Palmer began this plate as a subject taken from Virgil’s Aeneid, ‘Hercules & Cacus’. When this proved unsatisfactory (I could no-how clip my poodle into lion shape, as Palmer expressed it in a letter to Hamerton in 1872 ) he altered the figures completely and transformed it into the present Virgilian idyll, with sheep washing and a conversation over apples. He also extended the etched area on all four sides, resulting in his only print with narrow plate borders. Palmer wrote to his printer in 1871 instructing him to erase the title Hercules and Cacus from the plate, the” true title” being  A Leafy Dell. Palmer also referred to it as Sheep-washing and Work and Gossip before finally settling on the published version, The morning of life.

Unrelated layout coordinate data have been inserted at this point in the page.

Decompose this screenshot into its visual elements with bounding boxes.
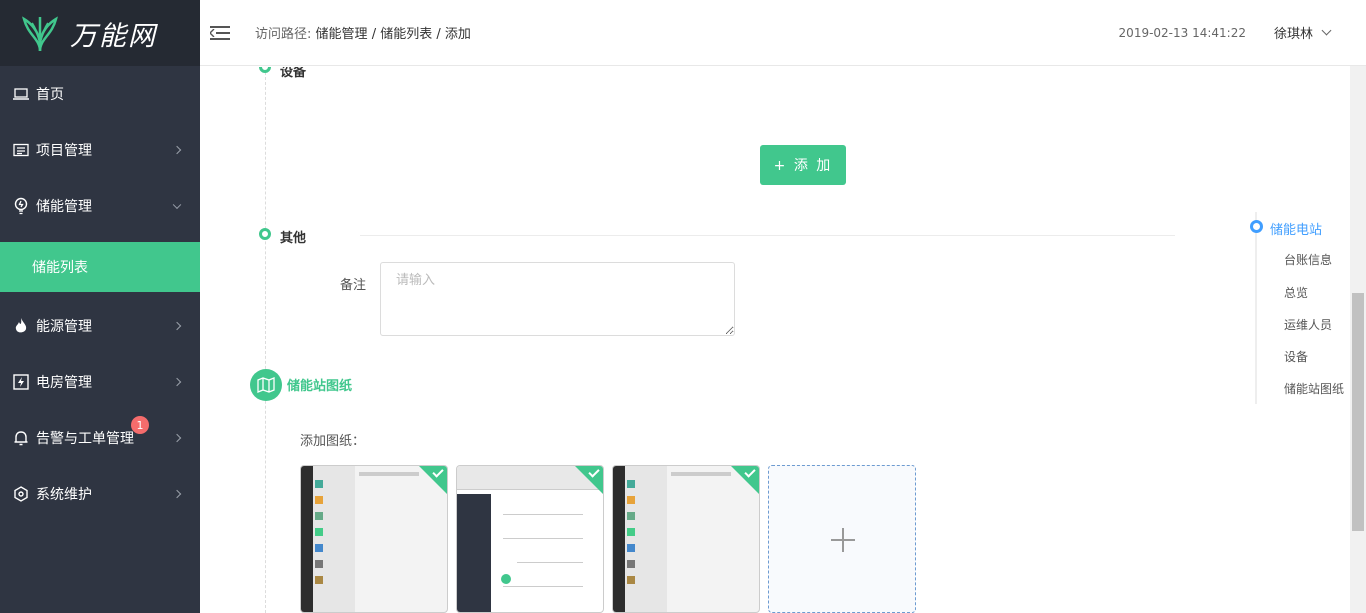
drawing-thumbnail[interactable]: [300, 465, 448, 613]
section-divider: [360, 235, 1175, 236]
leaf-logo-icon: [22, 16, 58, 52]
chevron-right-icon: [172, 321, 182, 331]
current-datetime: 2019-02-13 14:41:22: [1118, 25, 1246, 40]
add-equipment-button[interactable]: + 添 加: [760, 145, 846, 185]
sidebar: 万能网 首页 项目管理 储能管理 储能列表 能源管理 电房管理 告警与工单管理 …: [0, 0, 200, 613]
sidebar-item-power-room[interactable]: 电房管理: [0, 354, 200, 410]
gear-icon: [12, 485, 30, 503]
add-drawings-label: 添加图纸：: [300, 434, 366, 449]
map-icon: [250, 369, 282, 401]
breadcrumb-separator: /: [371, 27, 377, 42]
sidebar-item-projects[interactable]: 项目管理: [0, 122, 200, 178]
laptop-icon: [12, 85, 30, 103]
anchor-link[interactable]: 设备: [1284, 348, 1308, 365]
breadcrumb-separator: /: [436, 27, 441, 42]
sidebar-item-label: 电房管理: [36, 375, 92, 391]
section-dot: [259, 67, 271, 73]
sidebar-item-energy[interactable]: 能源管理: [0, 298, 200, 354]
list-card-icon: [12, 141, 30, 159]
sidebar-item-label: 告警与工单管理: [36, 431, 134, 447]
user-menu[interactable]: 徐琪林: [1273, 23, 1332, 42]
brand-name: 万能网: [70, 20, 157, 52]
sidebar-item-system[interactable]: 系统维护: [0, 466, 200, 522]
flame-icon: [12, 317, 30, 335]
timeline-line: [265, 67, 266, 613]
sidebar-item-label: 项目管理: [36, 143, 92, 159]
menu-toggle-icon[interactable]: [210, 25, 230, 41]
user-name: 徐琪林: [1273, 27, 1313, 42]
sidebar-item-label: 储能列表: [32, 260, 88, 276]
sidebar-item-label: 首页: [36, 87, 64, 103]
section-title-drawings: 储能站图纸: [287, 379, 353, 394]
sidebar-item-storage[interactable]: 储能管理: [0, 178, 200, 234]
main-content: 设备 + 添 加 其他 备注 储能站图纸 添加图纸：: [200, 67, 1350, 613]
chevron-down-icon: [172, 200, 182, 210]
breadcrumb: 访问路径: 储能管理 / 储能列表 / 添加: [255, 23, 471, 42]
breadcrumb-prefix: 访问路径:: [255, 27, 312, 42]
logo[interactable]: 万能网: [0, 0, 200, 66]
top-header: 访问路径: 储能管理 / 储能列表 / 添加 2019-02-13 14:41:…: [200, 0, 1366, 66]
note-label: 备注: [340, 278, 367, 293]
bulb-icon: [12, 197, 30, 215]
section-dot: [259, 228, 271, 240]
chevron-down-icon: [1321, 25, 1332, 36]
anchor-link[interactable]: 运维人员: [1284, 316, 1332, 333]
chevron-right-icon: [172, 489, 182, 499]
section-title-other: 其他: [280, 231, 307, 246]
anchor-rail: [1255, 212, 1257, 404]
sidebar-item-label: 系统维护: [36, 487, 92, 503]
drawing-thumbnail[interactable]: [612, 465, 760, 613]
note-textarea[interactable]: [380, 262, 735, 336]
section-title-equipment: 设备: [280, 67, 307, 80]
notification-badge: 1: [131, 416, 149, 434]
sidebar-item-label: 储能管理: [36, 199, 92, 215]
anchor-link[interactable]: 储能站图纸: [1284, 380, 1344, 397]
drawing-thumbnail[interactable]: [456, 465, 604, 613]
anchor-link[interactable]: 台账信息: [1284, 251, 1332, 268]
anchor-link[interactable]: 总览: [1284, 284, 1308, 301]
bolt-box-icon: [12, 373, 30, 391]
sidebar-item-label: 能源管理: [36, 319, 92, 335]
breadcrumb-item[interactable]: 储能管理: [316, 27, 368, 42]
sidebar-subitem-storage-list[interactable]: 储能列表: [0, 242, 200, 292]
breadcrumb-item[interactable]: 储能列表: [380, 27, 432, 42]
sidebar-nav: 首页 项目管理 储能管理 储能列表 能源管理 电房管理 告警与工单管理 1 系统…: [0, 66, 200, 522]
sidebar-item-alarms[interactable]: 告警与工单管理 1: [0, 410, 200, 466]
scrollbar-thumb[interactable]: [1352, 293, 1364, 531]
chevron-right-icon: [172, 377, 182, 387]
chevron-right-icon: [172, 433, 182, 443]
sidebar-item-home[interactable]: 首页: [0, 66, 200, 122]
anchor-link[interactable]: 储能电站: [1270, 219, 1322, 238]
breadcrumb-current: 添加: [444, 27, 471, 42]
chevron-right-icon: [172, 145, 182, 155]
anchor-nav: 储能电站 台账信息 总览 运维人员 设备 储能站图纸: [1250, 212, 1350, 404]
bell-icon: [12, 429, 30, 447]
anchor-active-indicator: [1250, 220, 1263, 233]
upload-drawing-button[interactable]: [768, 465, 916, 613]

Not only the theme but the practice gave Palmer great difficulties. The copper plate was supplied by the Etching Club and had already been used for a previous etching and burnished clean for re-use before Palmer himself was burnishing it again to change his composition. A H Palmer in The Life … (page 99) quotes his father on some of the problems as he worked towards the finished image of the “wretched plate [which had] bent up like an earwig disturbed in an egg-plum."

I spent several days working and proving in London in a ghastly frame of mind, owing, for once, not to my own clumsiness, but to the detestability, both as to thinness and quality, of the old, scraped, Club copper on which  [my etching] was done. I gave myself up for lost on Saturday at 5.30, but, by a desperate perseverance, had singed the last neck of the hydra by 6.15, and hope to send you soon, one of the very best impressions.

The published edition was the first printed by Goulding, advocate of retroussage, for the Etching Club and Palmer was taken aback by the dramatic printing, very different in effect to the clean-wiped plates of the previous Club printers Gad & Keningale. None the less the following year, 1873, when he acquired his private press, Palmer would engage Goulding to teach his son Herbert to print. Goulding demonstrated retroussage and A H Palmer used the method, which he calls ‘artistic printing’ for subsequent Palmer proofs.